En effet, on pourrait penser que l’amitié et l’amour sont des sentiments qui naissent spontanément dans le cœur des hommes, et que l’on ne peut pas les créer si on ne le ressent pas préalablement dans notre cœur. Nos Sages nous enseignent un secret révolutionnaire : le cœur est entrainé par les actes (Sefer Hahinoukh).

A la lumière de cet enseignement, on pourrait utilement relire la paracha de Kedoshim, et nous comprendrions en fait que toutes les mitsvot que nous devons accomplir par égard pour notre prochain ont en fait vocation à faire naître en nous l’amour de notre prochain.

Comme le remarque Rav Dessler, la Torah a inversé le postulat bien connu « On donne à qui l’on aime » et propose de le lire ainsi « On aime ceux à qui on donne ». En s’abstenant de médire de son prochain, en s’efforçant de le juger avec bienveillance, en lui rendant visite, en l’aidant, en l’encourageant et en le soutenant, nous faisons naître en nous l’amour pour autrui.
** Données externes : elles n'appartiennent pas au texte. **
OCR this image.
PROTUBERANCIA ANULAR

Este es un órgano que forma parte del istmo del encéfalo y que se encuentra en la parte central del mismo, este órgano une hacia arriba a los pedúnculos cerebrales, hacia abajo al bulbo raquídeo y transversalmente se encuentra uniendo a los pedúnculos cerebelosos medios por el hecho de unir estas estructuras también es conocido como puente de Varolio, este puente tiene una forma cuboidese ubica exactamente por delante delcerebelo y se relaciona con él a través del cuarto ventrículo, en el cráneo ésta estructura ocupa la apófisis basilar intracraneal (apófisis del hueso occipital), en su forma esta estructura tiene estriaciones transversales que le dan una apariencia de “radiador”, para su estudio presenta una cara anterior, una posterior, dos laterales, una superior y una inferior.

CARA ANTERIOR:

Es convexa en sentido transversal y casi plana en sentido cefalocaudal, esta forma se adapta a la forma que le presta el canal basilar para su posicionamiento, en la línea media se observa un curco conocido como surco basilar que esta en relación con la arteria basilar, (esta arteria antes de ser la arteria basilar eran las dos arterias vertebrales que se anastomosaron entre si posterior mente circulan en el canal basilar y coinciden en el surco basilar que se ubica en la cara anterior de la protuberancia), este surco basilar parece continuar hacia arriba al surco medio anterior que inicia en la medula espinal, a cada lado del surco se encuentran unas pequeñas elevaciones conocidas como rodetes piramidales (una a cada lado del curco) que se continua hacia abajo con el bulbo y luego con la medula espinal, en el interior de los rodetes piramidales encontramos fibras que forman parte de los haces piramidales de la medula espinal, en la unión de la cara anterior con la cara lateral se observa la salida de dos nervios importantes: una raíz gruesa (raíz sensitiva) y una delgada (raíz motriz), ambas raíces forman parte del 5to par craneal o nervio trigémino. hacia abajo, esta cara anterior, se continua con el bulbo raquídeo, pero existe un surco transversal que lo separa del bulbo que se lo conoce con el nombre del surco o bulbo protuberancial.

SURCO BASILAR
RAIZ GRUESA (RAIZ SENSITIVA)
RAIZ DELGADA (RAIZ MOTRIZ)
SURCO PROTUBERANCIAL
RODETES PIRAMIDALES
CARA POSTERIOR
En agissant ainsi, nous percevons beaucoup plus clairement l’étincelle divine dont il est dépositaire, et nous l’aidons lui-même à en être conscient et à dévoiler son potentiel. « Ce qui sort du cœur pénétre dans le cœur », lorsque nous considérons dans notre prochain sa dimension divine, cela provoque inévitablement un ébranlement en lui, une fissure de la carapace matérielle qui recouvre parfois sa nechama. Jour après jour, cette fissure s’élargit et permet à une lumière de plus en plus intense de sortir et d’illuminer le monde.

C’est là précisément la vocation de l’homme, illuminer le monde à travers sa propre lumière mais aussi en permettant aux autres hommes de dévoiler leur propre lumière.